Теперь, возвращаясь в Кенилворт, он надеялся, что после успешных переговоров с Ричардом и баронами, заручившись поддержкой епископа Линкольнского, он сумеет добиться желаемого и от Рима.
35
Элинор отреагировала на радостные известия, сообщенные Симоном, совершенно неожиданным для него образом. Вернувшись в Кенилворт, он застал ее в погребе, где служанки под ее надзором разделывали воловьи туши и закладывали их в ледник. Услыхав от него о поддержке со стороны баронов и принца Ричарда, она подняла к нему усталое, осунувшееся лицо и спросила:
— Значит, вы все готовы выступить против Генриха?
— Побойся Бога, Элинор! Я сделал все, что мог, для нас и нашего ребенка. Никто пока открыто не выступил против короля. — Он решил перевести разговор на другую, менее опасную тему и с улыбкой сообщил: — Ричард и Изабелла ожидают прибавления семейства.
Мы с ним решили…
— Им-то что! — перебила его Элинор, и по щекам ее потекли слезы. — Они состоят в законном браке, и ребенок, которого носит под сердцем Изабелла, не будет бастардом!
— У них, как тебе известно, отнюдь не с самого начала все складывалось благополучно. Наберись терпения, дорогая, все наши с тобой проблемы тоже скоро уладятся. Завтра поутру я отправлюсь в Рим, чтобы убедить Папу снять с тебя твои обеты и тем узаконить наш союз.
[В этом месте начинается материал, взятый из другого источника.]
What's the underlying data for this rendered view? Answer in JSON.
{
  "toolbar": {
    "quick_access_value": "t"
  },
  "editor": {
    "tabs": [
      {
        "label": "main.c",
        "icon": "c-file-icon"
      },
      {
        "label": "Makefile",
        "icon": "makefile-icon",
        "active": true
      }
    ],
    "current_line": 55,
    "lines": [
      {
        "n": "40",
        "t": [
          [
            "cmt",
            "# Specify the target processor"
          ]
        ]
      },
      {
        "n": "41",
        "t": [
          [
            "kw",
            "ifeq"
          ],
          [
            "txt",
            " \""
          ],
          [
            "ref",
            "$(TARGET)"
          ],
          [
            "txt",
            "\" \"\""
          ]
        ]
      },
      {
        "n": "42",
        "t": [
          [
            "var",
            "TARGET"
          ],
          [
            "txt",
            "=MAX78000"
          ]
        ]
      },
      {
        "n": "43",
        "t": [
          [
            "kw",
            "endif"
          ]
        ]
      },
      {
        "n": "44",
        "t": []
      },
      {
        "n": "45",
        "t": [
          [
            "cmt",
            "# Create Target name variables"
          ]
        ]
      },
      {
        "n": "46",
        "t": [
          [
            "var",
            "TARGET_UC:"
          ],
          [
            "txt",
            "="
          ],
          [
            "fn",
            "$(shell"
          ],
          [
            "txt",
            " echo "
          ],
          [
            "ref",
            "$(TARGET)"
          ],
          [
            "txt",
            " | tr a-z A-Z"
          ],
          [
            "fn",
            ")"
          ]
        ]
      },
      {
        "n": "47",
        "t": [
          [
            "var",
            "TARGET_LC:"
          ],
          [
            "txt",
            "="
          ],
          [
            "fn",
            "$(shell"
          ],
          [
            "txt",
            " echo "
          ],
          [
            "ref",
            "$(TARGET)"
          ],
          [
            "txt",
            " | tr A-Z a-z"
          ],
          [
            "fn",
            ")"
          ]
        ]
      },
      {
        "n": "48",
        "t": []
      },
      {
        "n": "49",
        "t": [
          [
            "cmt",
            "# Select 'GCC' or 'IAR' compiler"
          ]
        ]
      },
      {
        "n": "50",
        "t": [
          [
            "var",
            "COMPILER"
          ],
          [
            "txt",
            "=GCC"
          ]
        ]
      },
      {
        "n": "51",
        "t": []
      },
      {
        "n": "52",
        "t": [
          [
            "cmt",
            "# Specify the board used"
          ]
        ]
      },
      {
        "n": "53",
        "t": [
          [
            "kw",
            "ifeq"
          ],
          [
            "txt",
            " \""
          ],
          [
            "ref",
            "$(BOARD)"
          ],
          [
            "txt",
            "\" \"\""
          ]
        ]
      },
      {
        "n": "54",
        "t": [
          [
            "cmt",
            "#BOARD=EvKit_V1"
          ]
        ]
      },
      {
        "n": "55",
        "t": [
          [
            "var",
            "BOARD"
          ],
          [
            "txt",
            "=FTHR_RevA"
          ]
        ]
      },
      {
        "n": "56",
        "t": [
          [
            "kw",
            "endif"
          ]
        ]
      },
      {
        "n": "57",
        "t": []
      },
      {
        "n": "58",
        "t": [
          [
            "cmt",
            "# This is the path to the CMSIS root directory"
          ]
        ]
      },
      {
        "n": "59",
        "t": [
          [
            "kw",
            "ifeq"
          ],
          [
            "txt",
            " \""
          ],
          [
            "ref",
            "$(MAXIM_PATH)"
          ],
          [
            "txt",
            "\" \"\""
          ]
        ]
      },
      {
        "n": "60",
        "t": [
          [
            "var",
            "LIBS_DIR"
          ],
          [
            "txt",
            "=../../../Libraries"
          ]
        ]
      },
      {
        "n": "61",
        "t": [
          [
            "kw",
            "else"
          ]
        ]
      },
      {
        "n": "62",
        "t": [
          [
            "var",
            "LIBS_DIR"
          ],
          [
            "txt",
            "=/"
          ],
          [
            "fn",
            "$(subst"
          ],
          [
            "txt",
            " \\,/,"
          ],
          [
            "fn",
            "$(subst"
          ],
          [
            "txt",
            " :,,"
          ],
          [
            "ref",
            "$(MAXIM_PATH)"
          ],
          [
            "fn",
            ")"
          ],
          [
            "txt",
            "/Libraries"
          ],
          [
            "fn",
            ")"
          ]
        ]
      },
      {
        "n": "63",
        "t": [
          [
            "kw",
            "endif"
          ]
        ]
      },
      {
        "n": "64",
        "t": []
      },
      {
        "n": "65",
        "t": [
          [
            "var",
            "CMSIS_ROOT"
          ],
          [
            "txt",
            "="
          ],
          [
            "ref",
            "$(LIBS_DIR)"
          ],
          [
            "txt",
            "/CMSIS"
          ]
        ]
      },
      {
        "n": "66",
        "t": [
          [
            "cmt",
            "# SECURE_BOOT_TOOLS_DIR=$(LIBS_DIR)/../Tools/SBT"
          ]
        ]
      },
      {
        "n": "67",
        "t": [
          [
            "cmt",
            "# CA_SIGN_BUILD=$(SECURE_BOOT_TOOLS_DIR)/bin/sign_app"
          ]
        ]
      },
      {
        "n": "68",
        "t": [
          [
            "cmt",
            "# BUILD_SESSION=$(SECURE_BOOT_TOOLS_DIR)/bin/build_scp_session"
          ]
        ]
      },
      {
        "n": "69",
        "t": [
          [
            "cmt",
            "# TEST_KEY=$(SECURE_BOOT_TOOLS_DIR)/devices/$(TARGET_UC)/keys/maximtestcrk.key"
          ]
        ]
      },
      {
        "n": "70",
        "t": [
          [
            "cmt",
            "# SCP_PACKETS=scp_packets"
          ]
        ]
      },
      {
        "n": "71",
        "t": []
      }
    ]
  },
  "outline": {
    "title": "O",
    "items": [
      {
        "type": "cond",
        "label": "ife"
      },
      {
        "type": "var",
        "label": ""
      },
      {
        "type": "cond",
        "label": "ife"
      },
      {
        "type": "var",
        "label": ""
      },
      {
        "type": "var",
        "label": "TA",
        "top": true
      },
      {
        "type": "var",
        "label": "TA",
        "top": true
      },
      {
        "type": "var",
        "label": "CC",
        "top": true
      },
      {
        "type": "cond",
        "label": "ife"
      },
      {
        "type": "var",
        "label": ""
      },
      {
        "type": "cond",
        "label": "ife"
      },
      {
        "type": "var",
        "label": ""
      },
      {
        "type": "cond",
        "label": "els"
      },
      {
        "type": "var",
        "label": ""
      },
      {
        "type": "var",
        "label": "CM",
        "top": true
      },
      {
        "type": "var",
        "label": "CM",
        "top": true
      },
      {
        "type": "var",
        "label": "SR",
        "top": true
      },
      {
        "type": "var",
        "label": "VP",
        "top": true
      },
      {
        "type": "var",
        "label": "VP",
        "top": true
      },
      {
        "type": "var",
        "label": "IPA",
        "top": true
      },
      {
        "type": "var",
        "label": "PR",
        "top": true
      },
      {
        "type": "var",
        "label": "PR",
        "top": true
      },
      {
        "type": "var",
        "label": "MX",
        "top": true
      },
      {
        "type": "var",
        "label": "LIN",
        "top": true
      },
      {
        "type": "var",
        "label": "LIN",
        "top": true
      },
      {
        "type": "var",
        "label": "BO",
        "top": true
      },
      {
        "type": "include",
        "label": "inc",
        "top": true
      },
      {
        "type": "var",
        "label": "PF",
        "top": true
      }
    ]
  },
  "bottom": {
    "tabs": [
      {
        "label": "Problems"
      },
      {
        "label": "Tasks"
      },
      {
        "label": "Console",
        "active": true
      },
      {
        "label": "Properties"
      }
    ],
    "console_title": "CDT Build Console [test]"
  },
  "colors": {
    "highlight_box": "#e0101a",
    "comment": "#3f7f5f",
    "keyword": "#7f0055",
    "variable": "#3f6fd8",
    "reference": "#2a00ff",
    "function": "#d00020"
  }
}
— Симон, как же ты покинешь меня одну? — шептала она поздней ночью, сжимая его руку своими узкими ладонями. — Ведь до моих родов осталось так мало времени!
— Вот потому-то мне и следует торопиться в Рим! Ведь ты не хочешь, чтобы наш ребенок появился на свет вне брака? До моего возвращения здесь останется сэр Рикард де Бург. А кроме того, у тебя есть преданная Бетти. Будь умницей, дорогая, и не теряй мужества!
После отъезда Симона Элинор еще более рьяно занялась замковым хозяйством. Она целыми днями была в гуще всех событий, руководила работами, разрешала споры, отдавала приказания, а по вечерам занималась подсчетом трат и доходов. Лишь это позволяло ей рассеять тревожные мысли и дурные предчувствия, денно и нощно снедавшие ее.
Наступил апрель, за ним пришел май, и Элинор совсем упала духом. Она то обмирала от страха при мысли о том, что с ее ненаглядным Симоном могла приключиться какая-то беда, то принималась беззвучно проклинать его за все несчастья, которые он ей принес.